Now Canada is preparing to honor the 95-year-old monarch — Canada’s head of state and the world’s oldest crowned head — with a series of tributes to mark her 70-year reign, including lighting a cauldron giant in Ottawa.

The beacon is one of 1,500 that will be lit in capital cities across the Commonwealth and across the UK on June 2.

COVID-19 means Platinum Jubilee celebrations could prove more low-key than Queen Elizabeth II’s Silver Jubilee in 1977, which included street parties and concerts, her Golden Jubilee in 2002 or its Diamond Jubilee in 2012.

But a plan has already been drawn up in London for events across the Commonwealth, including Canada.

The anniversary of the Queen’s accession to the throne falls on February 6, but most celebrations are held in the first week of June due to the weather. His previous jubilee celebrations have all been held in the summer.

In Canada, plans for June 2 include having town criers at 2 p.m. in towns across the country who proclaim “hear, hear” before reciting a specially worded proclamation in honor of the Queen’s historic reign, and to announce the lighting of the jubilee headlights that evening.

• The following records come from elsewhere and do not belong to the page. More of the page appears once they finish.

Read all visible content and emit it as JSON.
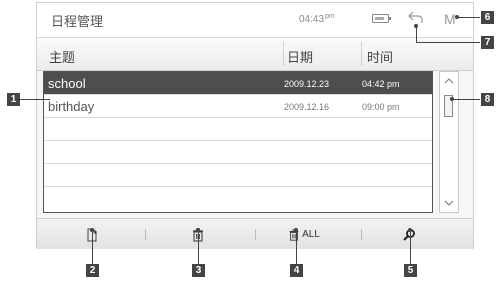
{
  "titlebar": {
    "title": "日程管理",
    "clock": "04:43",
    "clock_ampm": "pm",
    "menu_letter": "M"
  },
  "columns": {
    "subject": "主题",
    "date": "日期",
    "time": "时间"
  },
  "rows": [
    {
      "name": "school",
      "date": "2009.12.23",
      "time": "04:42 pm",
      "selected": true
    },
    {
      "name": "birthday",
      "date": "2009.12.16",
      "time": "09:00 pm",
      "selected": false
    },
    {
      "name": "",
      "date": "",
      "time": ""
    },
    {
      "name": "",
      "date": "",
      "time": ""
    },
    {
      "name": "",
      "date": "",
      "time": ""
    },
    {
      "name": "",
      "date": "",
      "time": ""
    }
  ],
  "toolbar": {
    "delete_all_label": "ALL"
  },
  "callouts": [
    "1",
    "2",
    "3",
    "4",
    "5",
    "6",
    "7",
    "8"
  ],
  "icons": [
    "battery-icon",
    "back-icon",
    "scroll-up-icon",
    "scroll-down-icon",
    "add-schedule-icon",
    "delete-icon",
    "delete-all-icon",
    "search-icon"
  ]
}
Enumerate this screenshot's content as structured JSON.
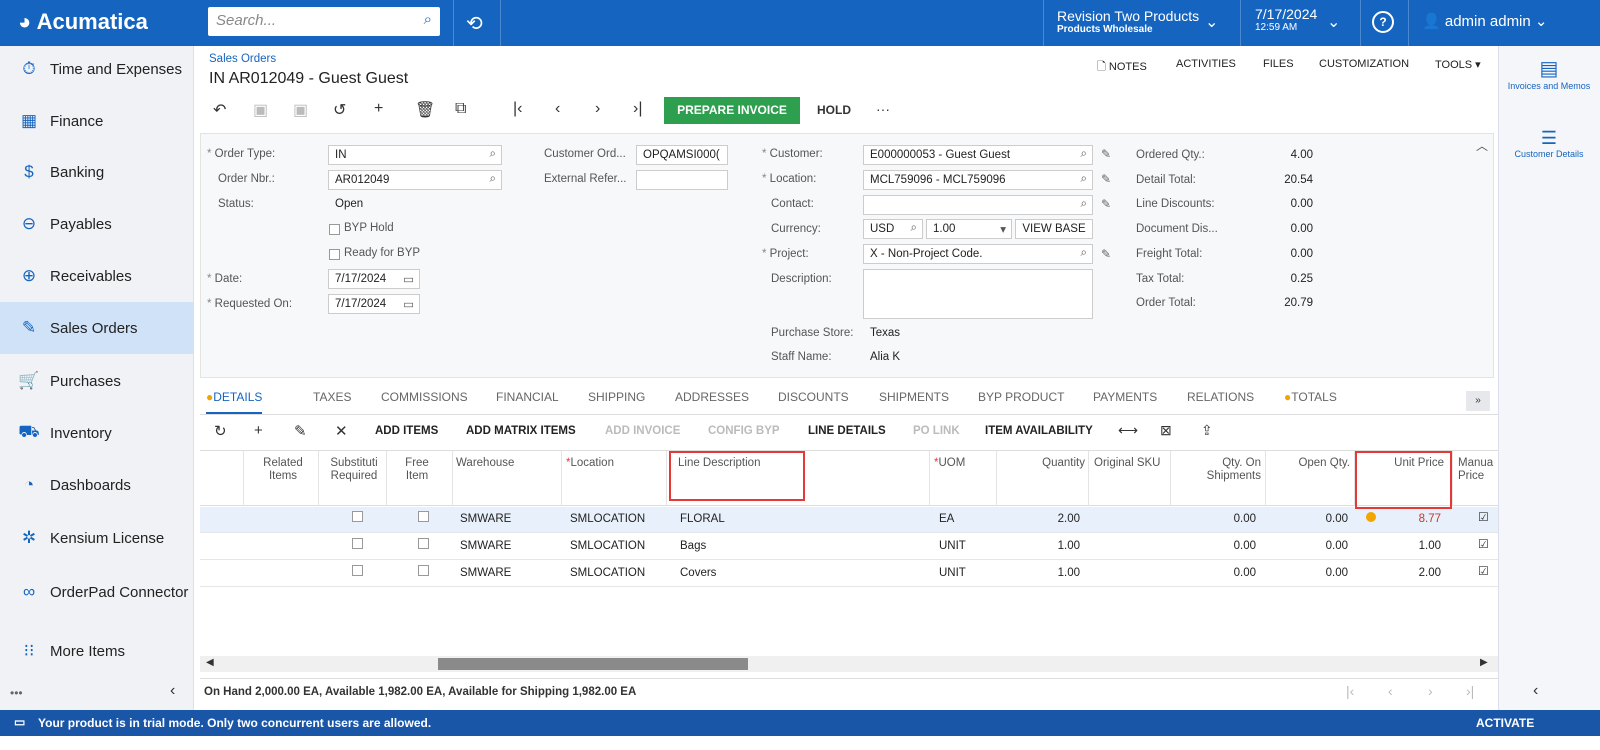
{
  "topbar": {
    "logo": "Acumatica",
    "search_placeholder": "Search...",
    "company": "Revision Two Products",
    "branch": "Products Wholesale",
    "date": "7/17/2024",
    "time": "12:59 AM",
    "user": "admin admin"
  },
  "sidebar": {
    "items": [
      {
        "label": "Time and Expenses",
        "icon": "stopwatch-icon"
      },
      {
        "label": "Finance",
        "icon": "calculator-icon"
      },
      {
        "label": "Banking",
        "icon": "dollar-icon"
      },
      {
        "label": "Payables",
        "icon": "minus-circle-icon"
      },
      {
        "label": "Receivables",
        "icon": "plus-circle-icon"
      },
      {
        "label": "Sales Orders",
        "icon": "edit-icon",
        "active": true
      },
      {
        "label": "Purchases",
        "icon": "cart-icon"
      },
      {
        "label": "Inventory",
        "icon": "truck-icon"
      },
      {
        "label": "Dashboards",
        "icon": "gauge-icon"
      },
      {
        "label": "Kensium License",
        "icon": "kensium-icon"
      },
      {
        "label": "OrderPad Connector",
        "icon": "orderpad-icon"
      },
      {
        "label": "More Items",
        "icon": "grid-icon"
      }
    ]
  },
  "header": {
    "breadcrumb": "Sales Orders",
    "title": "IN AR012049 - Guest Guest",
    "links": [
      "NOTES",
      "ACTIVITIES",
      "FILES",
      "CUSTOMIZATION",
      "TOOLS"
    ],
    "prepare_invoice": "PREPARE INVOICE",
    "hold": "HOLD",
    "more": "···"
  },
  "form": {
    "order_type_label": "Order Type:",
    "order_type": "IN",
    "order_nbr_label": "Order Nbr.:",
    "order_nbr": "AR012049",
    "status_label": "Status:",
    "status": "Open",
    "byp_hold": "BYP Hold",
    "ready_byp": "Ready for BYP",
    "date_label": "Date:",
    "date": "7/17/2024",
    "requested_label": "Requested On:",
    "requested": "7/17/2024",
    "cust_ord_label": "Customer Ord...",
    "cust_ord": "OPQAMSI000(",
    "ext_ref_label": "External Refer...",
    "ext_ref": "",
    "customer_label": "Customer:",
    "customer": "E000000053 - Guest Guest",
    "location_label": "Location:",
    "location": "MCL759096 - MCL759096",
    "contact_label": "Contact:",
    "contact": "",
    "currency_label": "Currency:",
    "currency": "USD",
    "rate": "1.00",
    "view_base": "VIEW BASE",
    "project_label": "Project:",
    "project": "X - Non-Project Code.",
    "description_label": "Description:",
    "description": "",
    "store_label": "Purchase Store:",
    "store": "Texas",
    "staff_label": "Staff Name:",
    "staff": "Alia K"
  },
  "totals": [
    {
      "label": "Ordered Qty.:",
      "value": "4.00"
    },
    {
      "label": "Detail Total:",
      "value": "20.54"
    },
    {
      "label": "Line Discounts:",
      "value": "0.00"
    },
    {
      "label": "Document Dis...",
      "value": "0.00"
    },
    {
      "label": "Freight Total:",
      "value": "0.00"
    },
    {
      "label": "Tax Total:",
      "value": "0.25"
    },
    {
      "label": "Order Total:",
      "value": "20.79"
    }
  ],
  "tabs": [
    "DETAILS",
    "TAXES",
    "COMMISSIONS",
    "FINANCIAL",
    "SHIPPING",
    "ADDRESSES",
    "DISCOUNTS",
    "SHIPMENTS",
    "BYP PRODUCT",
    "PAYMENTS",
    "RELATIONS",
    "TOTALS"
  ],
  "grid_toolbar": [
    {
      "label": "ADD ITEMS"
    },
    {
      "label": "ADD MATRIX ITEMS"
    },
    {
      "label": "ADD INVOICE",
      "disabled": true
    },
    {
      "label": "CONFIG BYP",
      "disabled": true
    },
    {
      "label": "LINE DETAILS"
    },
    {
      "label": "PO LINK",
      "disabled": true
    },
    {
      "label": "ITEM AVAILABILITY"
    }
  ],
  "columns": [
    "Related Items",
    "Substituti Required",
    "Free Item",
    "Warehouse",
    "Location",
    "Line Description",
    "UOM",
    "Quantity",
    "Original SKU",
    "Qty. On Shipments",
    "Open Qty.",
    "Unit Price",
    "Manua Price"
  ],
  "rows": [
    {
      "warehouse": "SMWARE",
      "location": "SMLOCATION",
      "desc": "FLORAL",
      "uom": "EA",
      "qty": "2.00",
      "qty_ship": "0.00",
      "open_qty": "0.00",
      "unit_price": "8.77",
      "warning": true
    },
    {
      "warehouse": "SMWARE",
      "location": "SMLOCATION",
      "desc": "Bags",
      "uom": "UNIT",
      "qty": "1.00",
      "qty_ship": "0.00",
      "open_qty": "0.00",
      "unit_price": "1.00"
    },
    {
      "warehouse": "SMWARE",
      "location": "SMLOCATION",
      "desc": "Covers",
      "uom": "UNIT",
      "qty": "1.00",
      "qty_ship": "0.00",
      "open_qty": "0.00",
      "unit_price": "2.00"
    }
  ],
  "footer_status": "On Hand 2,000.00 EA, Available 1,982.00 EA, Available for Shipping 1,982.00 EA",
  "right_panel": [
    {
      "label": "Invoices and Memos"
    },
    {
      "label": "Customer Details"
    }
  ],
  "bottom": {
    "message": "Your product is in trial mode. Only two concurrent users are allowed.",
    "activate": "ACTIVATE"
  },
  "colors": {
    "brand": "#1565c0",
    "primary_button": "#2e9e4f",
    "highlight": "#e53935"
  }
}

Just before the cauldron in Ottawa is lit, a bugle call composed for the jubilee and titled “Majesty” will be played. Before that, pipers from British Columbia to the Maritimes will play a composition by a well-known piper titled He reigned for a long time — Latin words which could be translated as “a long reign”.

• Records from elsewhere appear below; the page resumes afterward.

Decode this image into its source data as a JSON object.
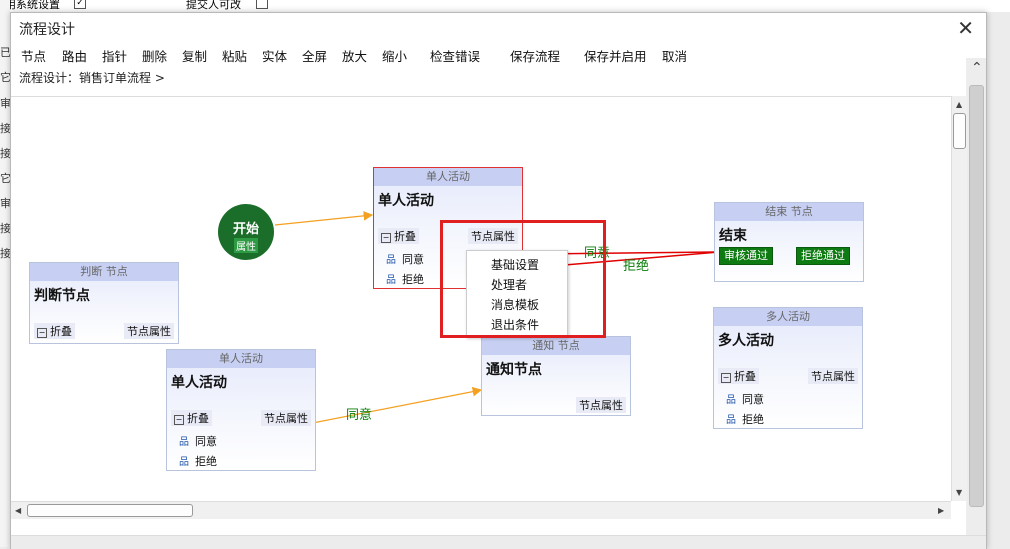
{
  "background": {
    "top_left": "采用系统设置",
    "top_right": "提交人可改",
    "left_labels": [
      "已",
      "它",
      "审",
      "接",
      "接",
      "它",
      "审",
      "接",
      "接"
    ]
  },
  "dialog": {
    "title": "流程设计",
    "close": "✕",
    "toolbar": [
      "节点",
      "路由",
      "指针",
      "删除",
      "复制",
      "粘贴",
      "实体",
      "全屏",
      "放大",
      "缩小",
      "检查错误",
      "保存流程",
      "保存并启用",
      "取消"
    ],
    "breadcrumb": "流程设计：销售订单流程 >"
  },
  "flow": {
    "start": {
      "label": "开始",
      "attr": "属性"
    },
    "common": {
      "fold": "折叠",
      "props": "节点属性",
      "agree": "同意",
      "reject": "拒绝"
    },
    "nodes": [
      {
        "type": "单人活动",
        "name": "单人活动"
      },
      {
        "type": "判断 节点",
        "name": "判断节点"
      },
      {
        "type": "单人活动",
        "name": "单人活动"
      },
      {
        "type": "通知 节点",
        "name": "通知节点"
      },
      {
        "type": "结束 节点",
        "name": "结束"
      },
      {
        "type": "多人活动",
        "name": "多人活动"
      }
    ],
    "end_buttons": [
      "审核通过",
      "拒绝通过"
    ],
    "context_menu": [
      "基础设置",
      "处理者",
      "消息模板",
      "退出条件"
    ],
    "edge_labels": [
      "同意",
      "拒绝",
      "同意"
    ]
  },
  "colors": {
    "highlight": "#e02020",
    "start": "#1b6e2a",
    "edge_agree": "#f4a020",
    "edge_reject": "#e00000",
    "label_green": "#0a7d0a"
  }
}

The Queen, born in 1926, ascended the throne in February 1952, aged 27, after the death of her father, King George VI. She sat on the throne longer than Queen Victoria.

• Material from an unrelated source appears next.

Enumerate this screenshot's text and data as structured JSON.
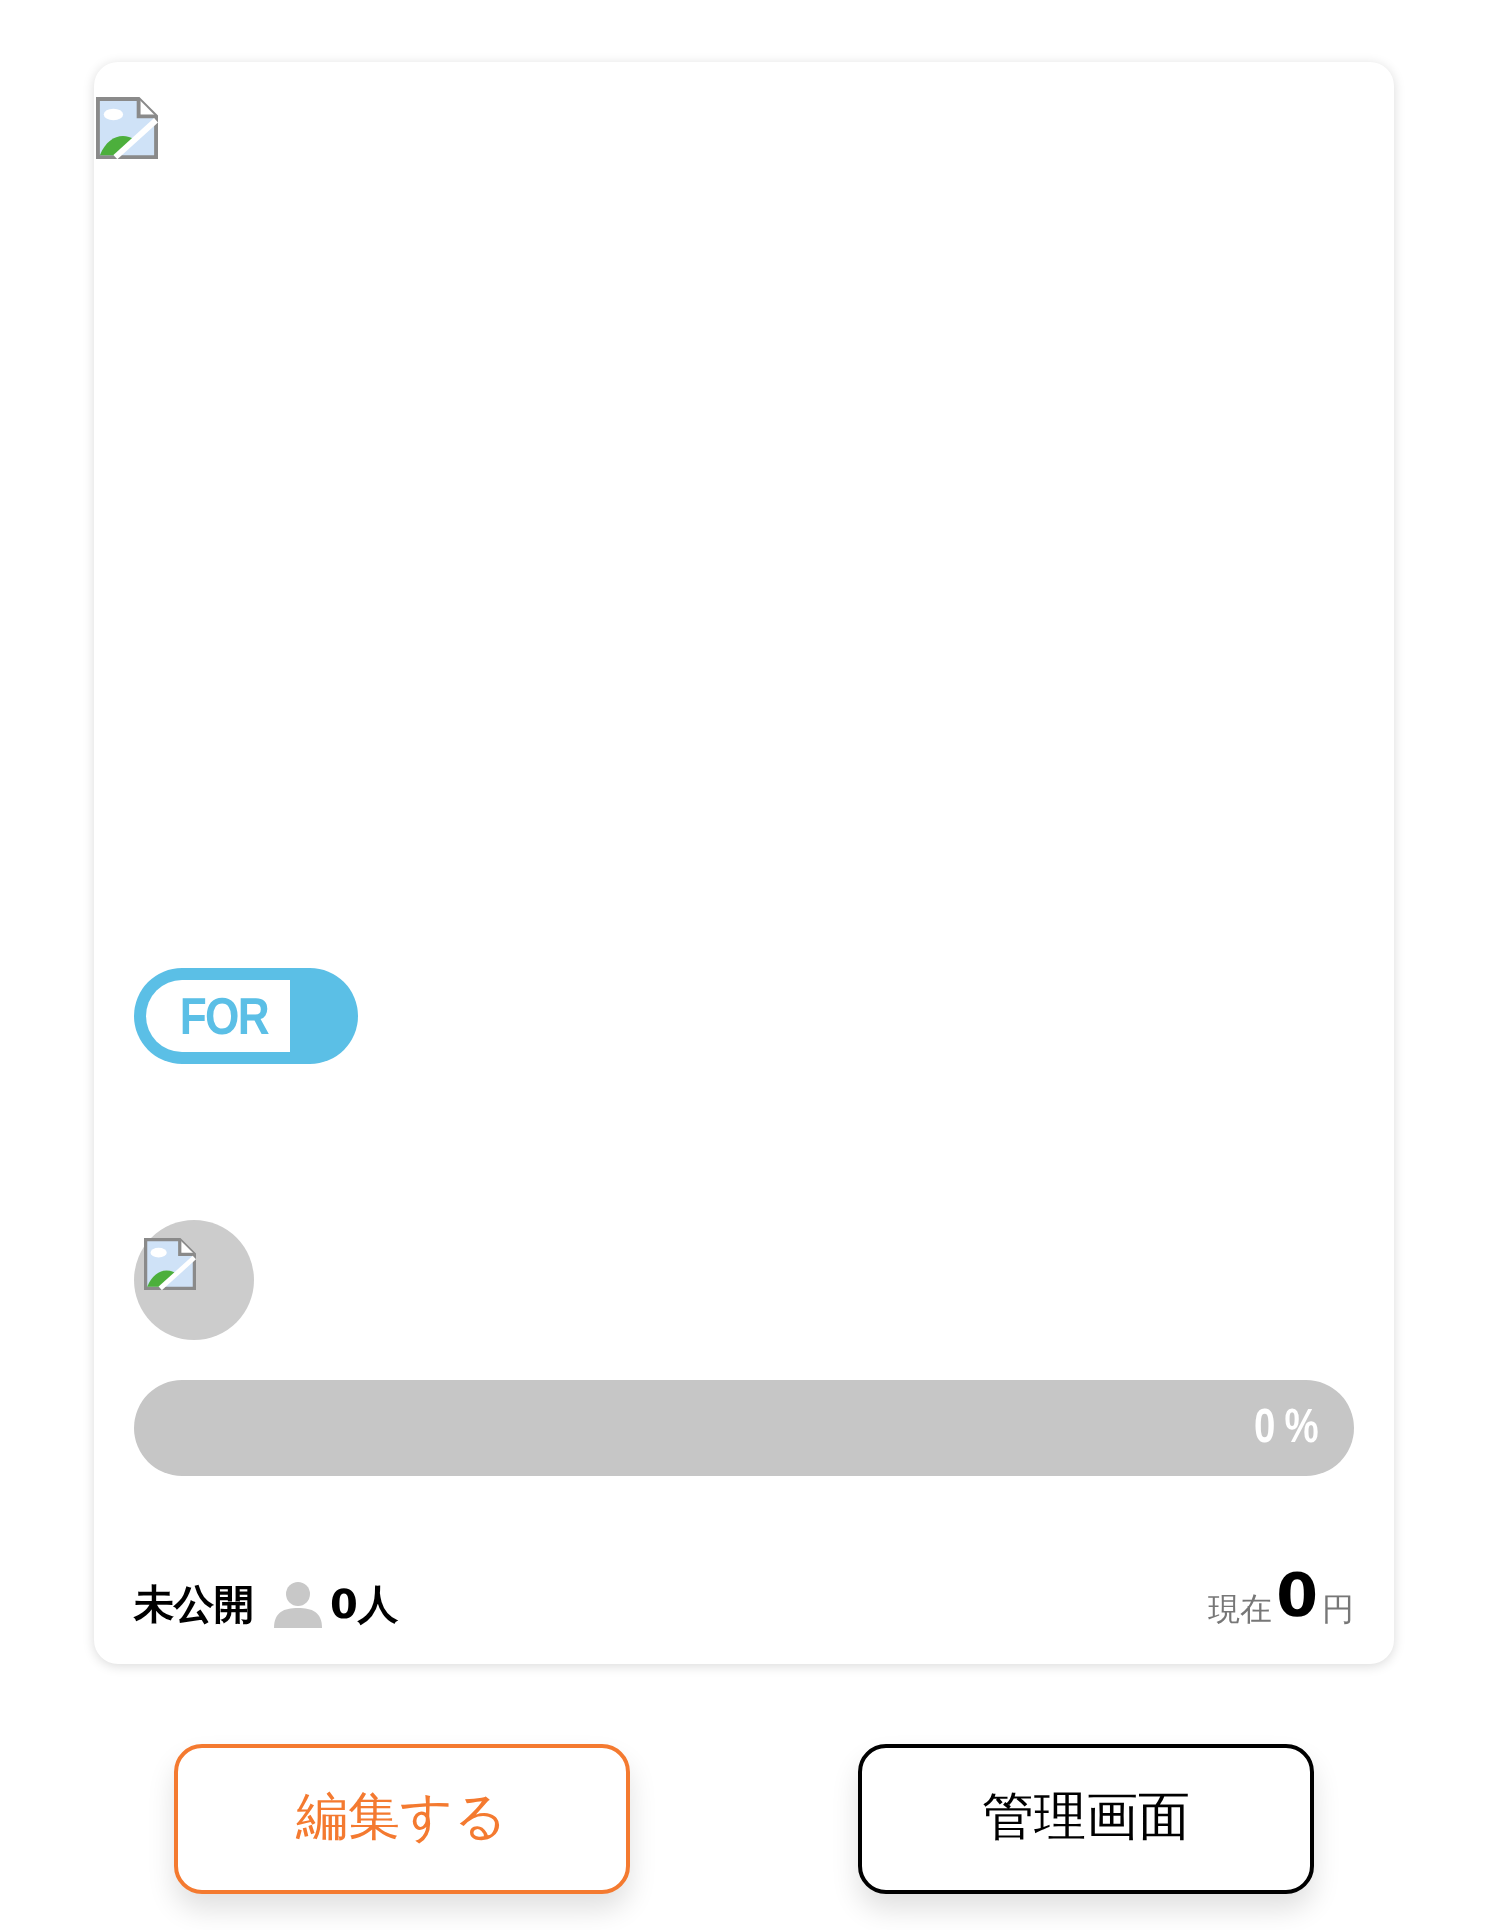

The federal government is preparing “a series of initiatives to highlight the Queen’s remarkable 70 years of service,” said a spokeswoman for Canadian Heritage Minister Pablo Rodriguez. These initiatives should include the minting of a commemorative coin and the printing of a stamp.

The Department of Canadian Heritage has also created a Jubilee Fund offering grants of $5,000 for community projects to mark the occasion, such as a parade, the planting of a memorial tree, the holding of a concert or the organization of a festival of lights. Schools, universities, non-profit organizations and Indigenous governments are among those who can apply for funding.